The Golf Buddies
The defense called Michael Thrasher, retired LAPD detective, Hollywood division, today to rebut the testimony of William Welch.
Welch was a private detective who testified that in October, 1999, Robert Blake wanted to force Bonny Lee Bakley to have an abortion, and if that failed, Blake was going to “whack her.” Welch also testified that Blake wanted to plant drugs on Bakley and asked Welch if he could get some of his LAPD friends to arrest her. Welch, who was a retired LAPD homicide detective, said that Blake called off both those schemes, and, anyway, Welch never took them seriously.
There were problems with Welch’s stories. Why didn’t he, an ex-homicide detective, take Blake’s threats seriously? Why didn’t he report these to the police when they happened, or at least promptly after the murder?

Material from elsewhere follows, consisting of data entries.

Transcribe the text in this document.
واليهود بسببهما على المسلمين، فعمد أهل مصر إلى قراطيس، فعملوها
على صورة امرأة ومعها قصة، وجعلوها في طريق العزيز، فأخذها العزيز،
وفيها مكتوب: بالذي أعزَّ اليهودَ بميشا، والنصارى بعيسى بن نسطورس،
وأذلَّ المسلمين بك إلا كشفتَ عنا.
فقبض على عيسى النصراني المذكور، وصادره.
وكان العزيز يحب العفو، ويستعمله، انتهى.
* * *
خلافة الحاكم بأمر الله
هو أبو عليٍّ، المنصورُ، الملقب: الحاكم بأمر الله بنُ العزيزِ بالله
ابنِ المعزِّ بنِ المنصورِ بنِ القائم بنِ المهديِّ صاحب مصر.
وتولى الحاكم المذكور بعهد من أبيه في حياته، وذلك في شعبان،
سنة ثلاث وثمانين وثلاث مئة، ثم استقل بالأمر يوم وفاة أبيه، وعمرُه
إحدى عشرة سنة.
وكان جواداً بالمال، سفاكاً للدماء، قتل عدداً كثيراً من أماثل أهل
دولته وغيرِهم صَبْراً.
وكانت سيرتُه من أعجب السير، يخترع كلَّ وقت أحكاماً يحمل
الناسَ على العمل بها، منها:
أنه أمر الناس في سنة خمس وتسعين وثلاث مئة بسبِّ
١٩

In October 1999, Bakley was less than two months pregnant, and according to both Bakley’s sister, Margerry, and Bakley’s oldest daughter, Holly, Bakley waited to tell Blake about the baby until she was sure she would hold the pregnancy. It was unlikely that Blake would have made statements about whacking Bakley in October 1999, especially when Blake had no idea whether the baby was his.
Welch waited more than a month before going to police, leaving town on a fishing trip shortly after the murder. Welch continued to work for Blake after October 1999, and had offered his services to Blake after the murder – a suspicious gesture in itself, considering Welch had given statements to police against Blake.

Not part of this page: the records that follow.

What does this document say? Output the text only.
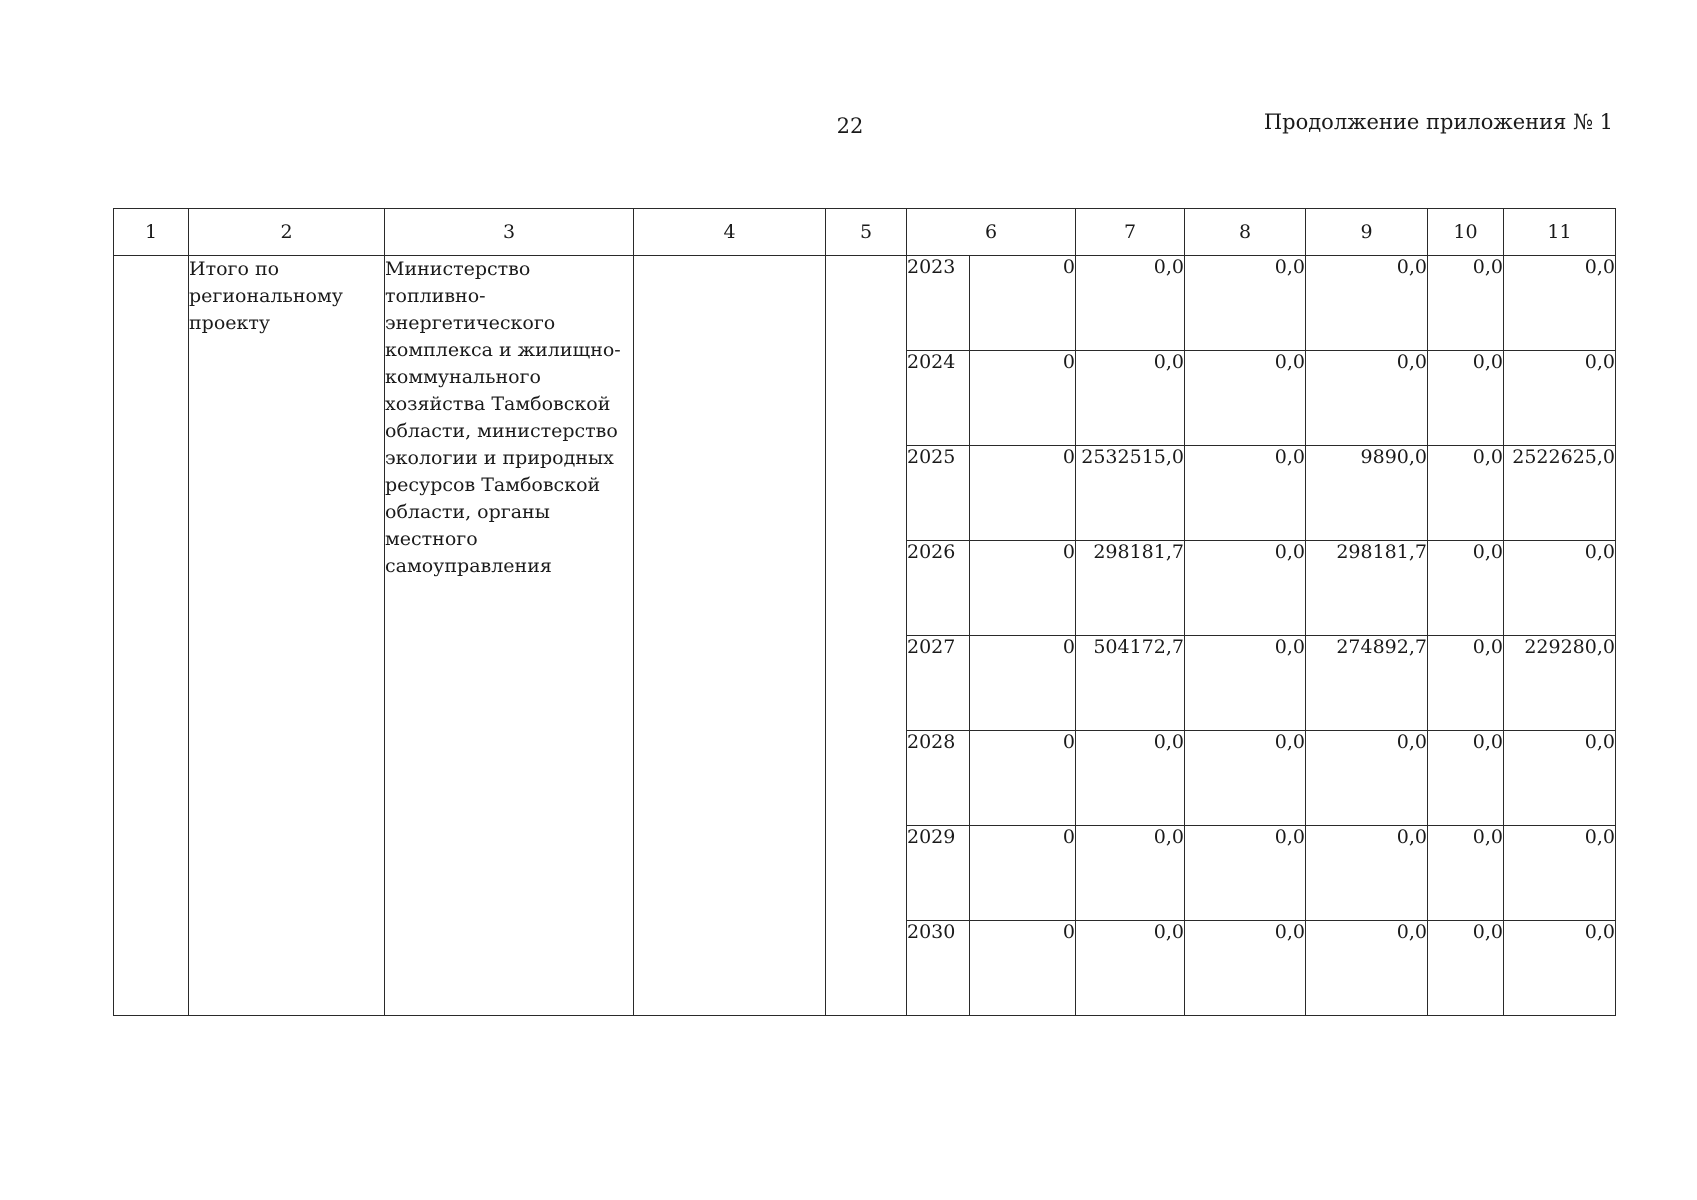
22	Продолжение приложения № 1
1	2	3	4	5	6		7	8	9	10	11
	Итого по региональному проекту	Министерство топливно-энергетического комплекса и жилищно-коммунального хозяйства Тамбовской области, министерство экологии и природных ресурсов Тамбовской области, органы местного самоуправления			2023	0	0,0	0,0	0,0	0,0	0,0
					2024	0	0,0	0,0	0,0	0,0	0,0
					2025	0	2532515,0	0,0	9890,0	0,0	2522625,0
					2026	0	298181,7	0,0	298181,7	0,0	0,0
					2027	0	504172,7	0,0	274892,7	0,0	229280,0
					2028	0	0,0	0,0	0,0	0,0	0,0
					2029	0	0,0	0,0	0,0	0,0	0,0
					2030	0	0,0	0,0	0,0	0,0	0,0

But it was Detective Thrasher that corroborated the defense contention that Welch was lying. Thrasher was visibly displeased at taking the stand. He glared at Gerald Schwartzbach and every answer he gave had a derisive tone. He was determined not to give the jury anything they could use to acquit Blake.
On or about June 10, 2001, Welch and Thrasher were playing golf. Welch asked Thrasher to put him in touch with the Robbery Homicide detectives investigating the Bakley murder.

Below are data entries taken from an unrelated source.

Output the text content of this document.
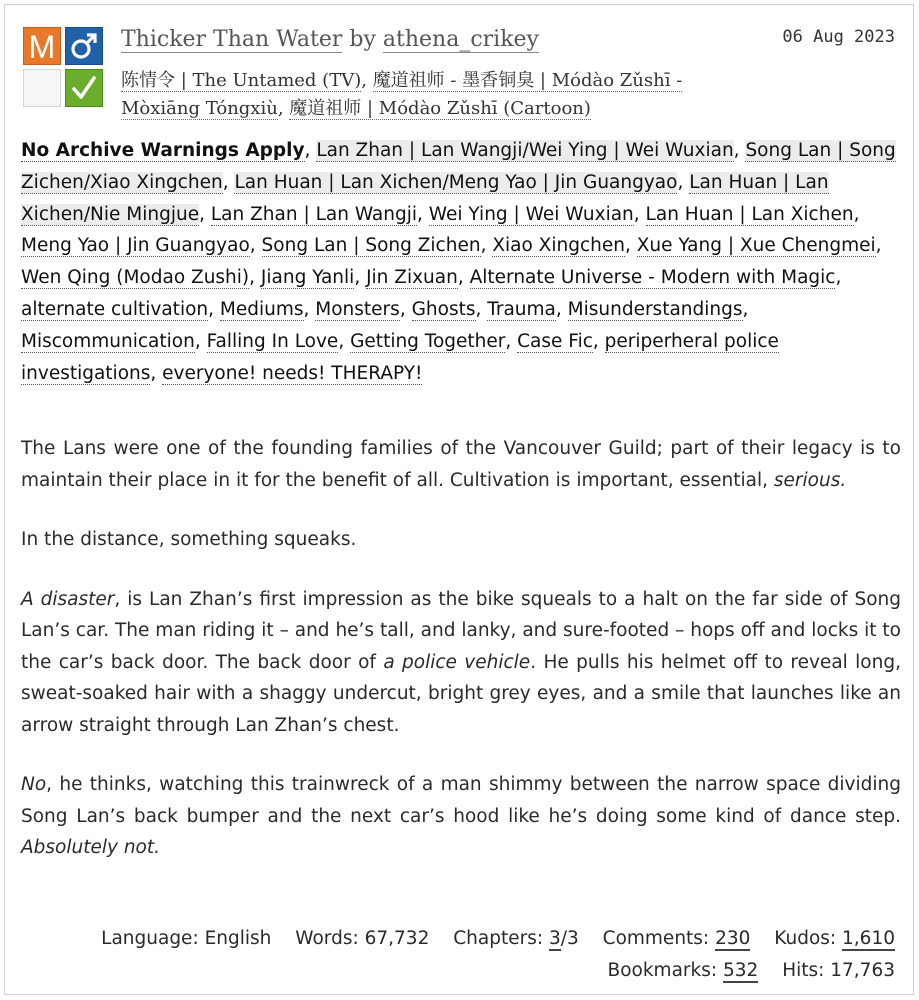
M	Thicker Than Water by athena_crikey	06 Aug 2023
陈情令 | The Untamed (TV), 魔道祖师 - 墨香铜臭 | Módào Zǔshī - Mòxiāng Tóngxiù, 魔道祖师 | Módào Zǔshī (Cartoon)
No Archive Warnings Apply, Lan Zhan | Lan Wangji/Wei Ying | Wei Wuxian, Song Lan | Song Zichen/Xiao Xingchen, Lan Huan | Lan Xichen/Meng Yao | Jin Guangyao, Lan Huan | Lan Xichen/Nie Mingjue, Lan Zhan | Lan Wangji, Wei Ying | Wei Wuxian, Lan Huan | Lan Xichen, Meng Yao | Jin Guangyao, Song Lan | Song Zichen, Xiao Xingchen, Xue Yang | Xue Chengmei, Wen Qing (Modao Zushi), Jiang Yanli, Jin Zixuan, Alternate Universe - Modern with Magic, alternate cultivation, Mediums, Monsters, Ghosts, Trauma, Misunderstandings, Miscommunication, Falling In Love, Getting Together, Case Fic, periperheral police investigations, everyone! needs! THERAPY!

The Lans were one of the founding families of the Vancouver Guild; part of their legacy is to maintain their place in it for the benefit of all. Cultivation is important, essential, serious.

In the distance, something squeaks.

A disaster, is Lan Zhan’s first impression as the bike squeals to a halt on the far side of Song Lan’s car. The man riding it – and he’s tall, and lanky, and sure-footed – hops off and locks it to the car’s back door. The back door of a police vehicle. He pulls his helmet off to reveal long, sweat-soaked hair with a shaggy undercut, bright grey eyes, and a smile that launches like an arrow straight through Lan Zhan’s chest.

No, he thinks, watching this trainwreck of a man shimmy between the narrow space dividing Song Lan’s back bumper and the next car’s hood like he’s doing some kind of dance step. Absolutely not.

Language: English Words: 67,732 Chapters: 3/3 Comments: 230 Kudos: 1,610 Bookmarks: 532 Hits: 17,763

“At the time did Mr. Welch tell you that he had 'no first-hand knowledge' that Mr. Blake wanted to harm his wife?”
“I don’t recall the conversation,” Thrasher replied. “We were playing golf at the time.”
“But you recorded it in the log, didn’t you?”
“I don’t recall.”
“Would it refresh you memory if I showed you the log?”
Schwartzbach was unable to show Thrasher the log, but all those in the courtroom knew what it said.
The examination was short, and the prosecution did not cross.